NEW YORK (GenomeWeb) – Contact lens use appears to convert the microbiome of the eye into a microbial community that more closely resembles that found on the wearer's skin, according to a study published online today in mBio.
Researchers from New York University used 16S ribosomal RNA gene sequencing to profile eye swab and under-the-eye skin samples collected three times over six weeks in nine contact lens wearers and 11 non-contact lens-wearing controls. In those individuals — and in dozens more subjects who were not sampled over time — the team uncovered eye microbiome differences that corresponded with contact lens use.
The team has not yet parsed the reason for the more skin-like microbiome in the eye of contact lens wearers, though it suspects such changes might help in unraveling the increased risk of giant papillary conjunctivitis, keratitis, or other infections that have been described in contact lens wearers.
"Our study has the potential to help future studies explore novel insights into a possible role of the microbiome in the increased risk for eye infections in contact lens wearers," senior author Maria Gloria Dominguez-Bello, a translational medicine researcher at New York University, said in a statement. "When we can better understand the mechanisms, we will be able to test hypotheses and propose preventive measurements."
Dominguez-Bello and colleagues turned to 16S rRNA sequencing to get a culture-free look at microbial community members in skin, eye conjunctiva, and contact lens samples, if applicable, in 58 individuals.
The group included nine contact lens wearers and 11 controls who were tested biweekly over six weeks along with 28 individuals tested at a single time point, producing a total of 250 samples.
When they sorted through millions of sequences generated using pooled 16S rRNA amplicon sequencing on the Illumina MiSeq instrument, the researchers found that microbial community diversity was higher in eye samples collected without anesthetic eye drops, which were used as part of many ophthalmologic exam-based sampling efforts.
While the team did not see comparable diversity differences between individuals with or without contact lenses, it did see a shift toward more skin-like eye microbiomes in the contact lens wearers.
For example, eye samples from contact lens wearers had lower-than-usual representation by Haemophilus, Streptococcus, Staphylococcus, and Corynebacterium bacteria in eye samples from individuals who wear contact lenses.

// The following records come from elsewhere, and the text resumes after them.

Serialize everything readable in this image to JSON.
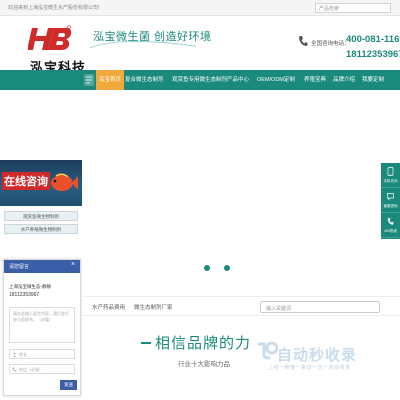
{
  "topbar": {
    "welcome": "欢迎来到上海泓宝微生水产股份有限公司!",
    "search_placeholder": "产品检索"
  },
  "header": {
    "logo_text": "泓宝科技",
    "slogan": "泓宝微生菌  创造好环境",
    "hotline_label": "全国咨询电话：",
    "hotline_1": "400-081-1169",
    "hotline_2": "18112353967"
  },
  "nav": {
    "items": [
      {
        "label": "泓宝首页",
        "active": true
      },
      {
        "label": "复合微生态制剂"
      },
      {
        "label": "观赏鱼专用微生态制剂"
      },
      {
        "label": "产品中心"
      },
      {
        "label": "OEM/ODM定制"
      },
      {
        "label": "养殖宝典"
      },
      {
        "label": "品牌介绍"
      },
      {
        "label": "我要定制"
      }
    ]
  },
  "consult": {
    "title": "在线咨询",
    "buttons": [
      "观赏鱼微生物制剂",
      "水产养殖微生物制剂"
    ]
  },
  "sidebar": {
    "items": [
      {
        "label": "手机访问",
        "icon": "mobile-icon"
      },
      {
        "label": "客服咨询",
        "icon": "chat-icon"
      },
      {
        "label": "400热线",
        "icon": "phone-icon"
      }
    ]
  },
  "chat": {
    "title": "请您留言",
    "close": "×",
    "company": "上海泓宝微生态-静静",
    "phone": "18112353967",
    "message_placeholder": "请在此输入留言内容，我们会尽快与您联系。（必填）",
    "name_placeholder": "姓名",
    "contact_placeholder": "电话（必填）",
    "send_label": "发送"
  },
  "strip": {
    "tabs": [
      "水产药品费用",
      "微生态制剂厂家"
    ],
    "search_placeholder": "输入关键词"
  },
  "brand": {
    "title": "相信品牌的力",
    "subtitle": "行业十大影响力品"
  },
  "watermark": {
    "text": "自动秒收录",
    "sub": "上线一链接一来访一次一自动收录"
  },
  "colors": {
    "primary": "#1a8a7c",
    "accent": "#f2a93b",
    "chat": "#3b5ea9",
    "logo_red": "#d12a2a"
  }
}
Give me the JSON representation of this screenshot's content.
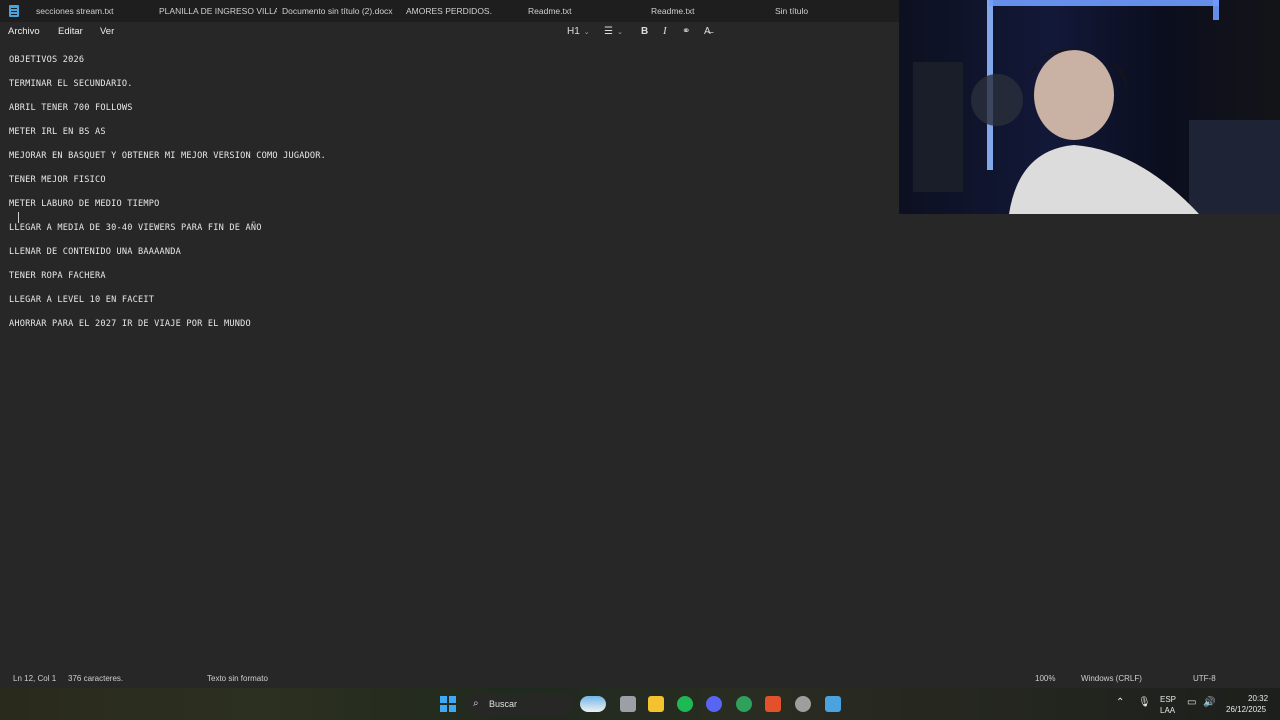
{
  "tabs": [
    {
      "label": "secciones stream.txt"
    },
    {
      "label": "PLANILLA DE INGRESO VILLA SE"
    },
    {
      "label": "Documento sin título (2).docx"
    },
    {
      "label": "AMORES PERDIDOS."
    },
    {
      "label": "Readme.txt"
    },
    {
      "label": "Readme.txt"
    },
    {
      "label": "Sin título"
    }
  ],
  "menu": {
    "archivo": "Archivo",
    "editar": "Editar",
    "ver": "Ver"
  },
  "toolbar": {
    "heading": "H1",
    "list": "☰",
    "bold": "B",
    "italic": "I",
    "link": "⚭",
    "clear": "A̶"
  },
  "editor": {
    "lines": [
      "OBJETIVOS 2026",
      "TERMINAR EL SECUNDARIO.",
      "ABRIL TENER 700 FOLLOWS",
      "METER IRL EN BS AS",
      "MEJORAR EN BASQUET Y OBTENER MI MEJOR VERSION COMO JUGADOR.",
      "TENER MEJOR FISICO",
      "METER LABURO DE MEDIO TIEMPO",
      "LLEGAR A MEDIA DE 30-40 VIEWERS PARA FIN DE AÑO",
      "LLENAR DE CONTENIDO UNA BAAAANDA",
      "TENER ROPA FACHERA",
      "LLEGAR A LEVEL 10 EN FACEIT",
      "AHORRAR PARA EL 2027 IR DE VIAJE POR EL MUNDO"
    ]
  },
  "status": {
    "position": "Ln 12, Col 1",
    "chars": "376 caracteres.",
    "format": "Texto sin formato",
    "zoom": "100%",
    "line_ending": "Windows (CRLF)",
    "encoding": "UTF-8"
  },
  "taskbar": {
    "search_placeholder": "Buscar",
    "lang_top": "ESP",
    "lang_bottom": "LAA",
    "time": "20:32",
    "date": "26/12/2025"
  }
}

Those changes were coupled with higher eye levels of Acinetobacter, Methylobacterium, Pseudomonas, or Lactobacillus bacteria — genera more typically found on the skin. A subset of species from those genera have been implicated in opportunistic infections, including conjunctivitis and keratitis, the study's authors noted, though it remains to be seen why the eye microbiome changes in contact lens wearers and the role that this has in infection, if any.
"Further research is required to determine if the risk is related to contaminating the lenses with bacteria from the skin of the finger or if contact lenses exert selective pressures on the eye bacterial community in favor of skin bacteria," they concluded.